Measles: how many hospitalised cases are we missing?
DOI:
https://doi.org/10.33321/cdi.2001.25.28Keywords:
hospitals, surveillance, radication, measles, ICD-9Abstract
We aimed to determine whether the Victorian measles surveillance system had missed hospitalised cases of measles during an inter-epidemic period. We searched the Victorian Inpatient Minimum Dataset (VIMD) for the period 1 January 1997 to 30 June 1998 to identify patients with ICD-9 discharge codes for measles (055).

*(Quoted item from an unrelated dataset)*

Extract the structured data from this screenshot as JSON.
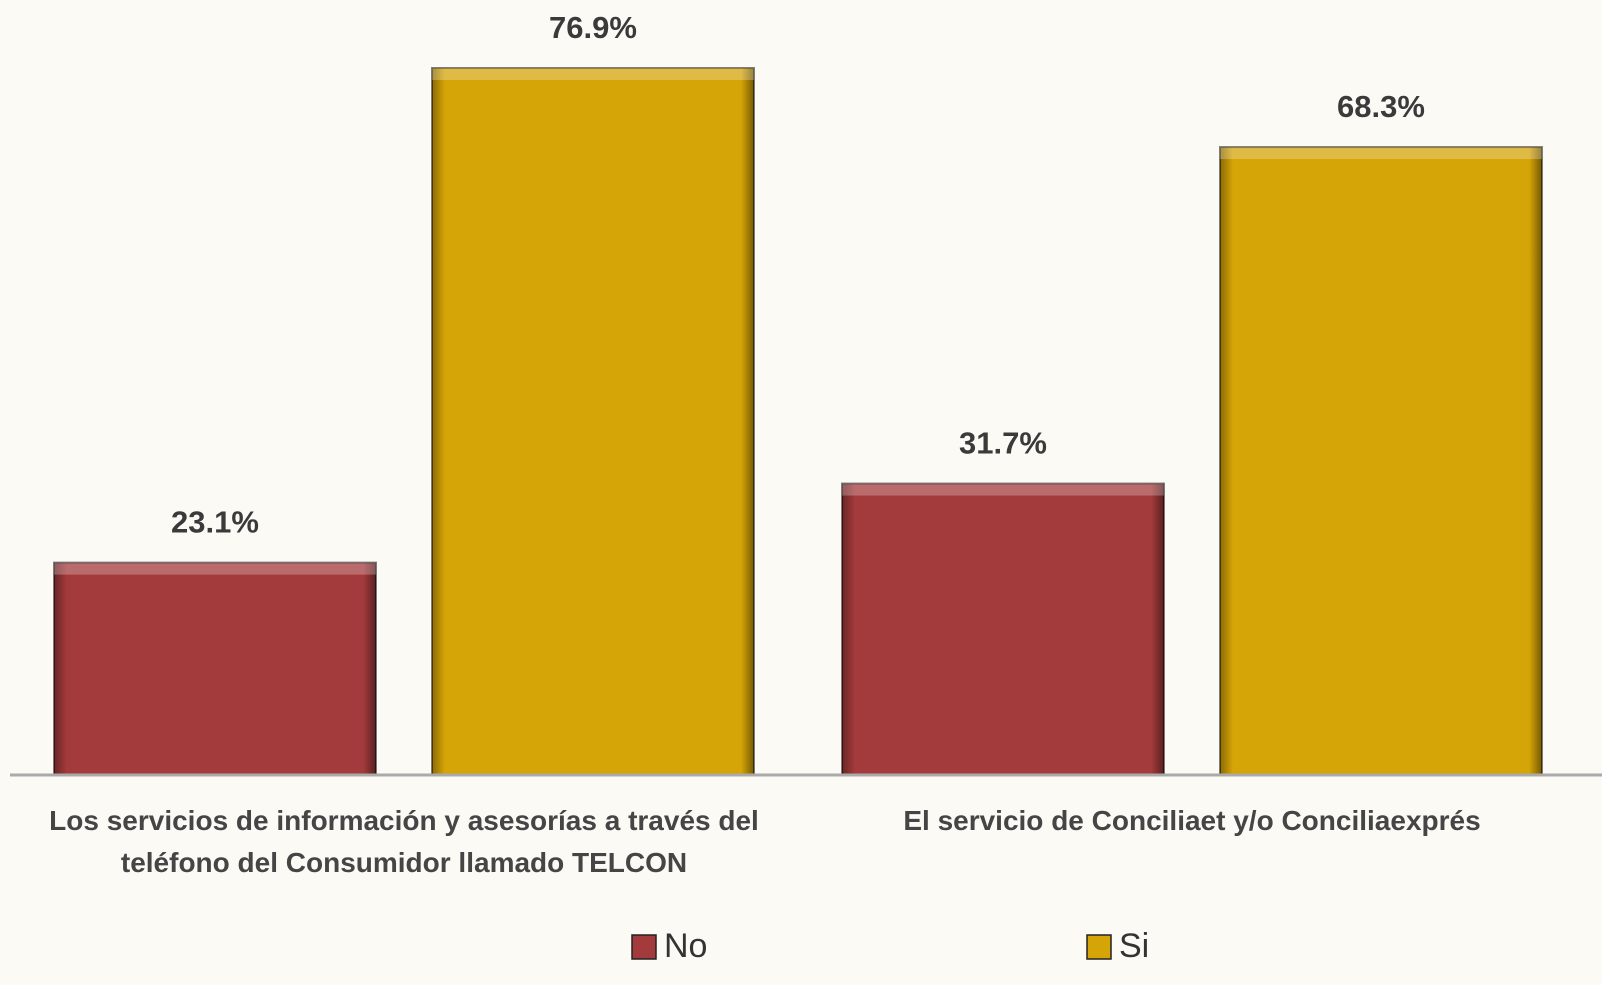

The data were compared with that held in the Victorian measles surveillance dataset. The hospital case notes of patients identified in the VIMD but not in the measles surveillance dataset were reviewed systematically to determine whether the patients met case definitions for laboratory-confirmed or clinically compatible measles. Sixteen admissions (15 patients) were identified with a measles ICD-9 code. Eight patients were not identified in the measles surveillance dataset. Of these, one was a laboratory confirmed case of measles and two met a clinical case definition but all should have been notified to the Department of Human Services as suspected cases. While the small number of missed notifications is encouraging in terms of overall measles surveillance, it highlights important deficiencies in the awareness of hospital staff of their role in the control of measles, particularly as Australia moves towards the elimination of measles. Commun Dis Intell 2001;25:137-140.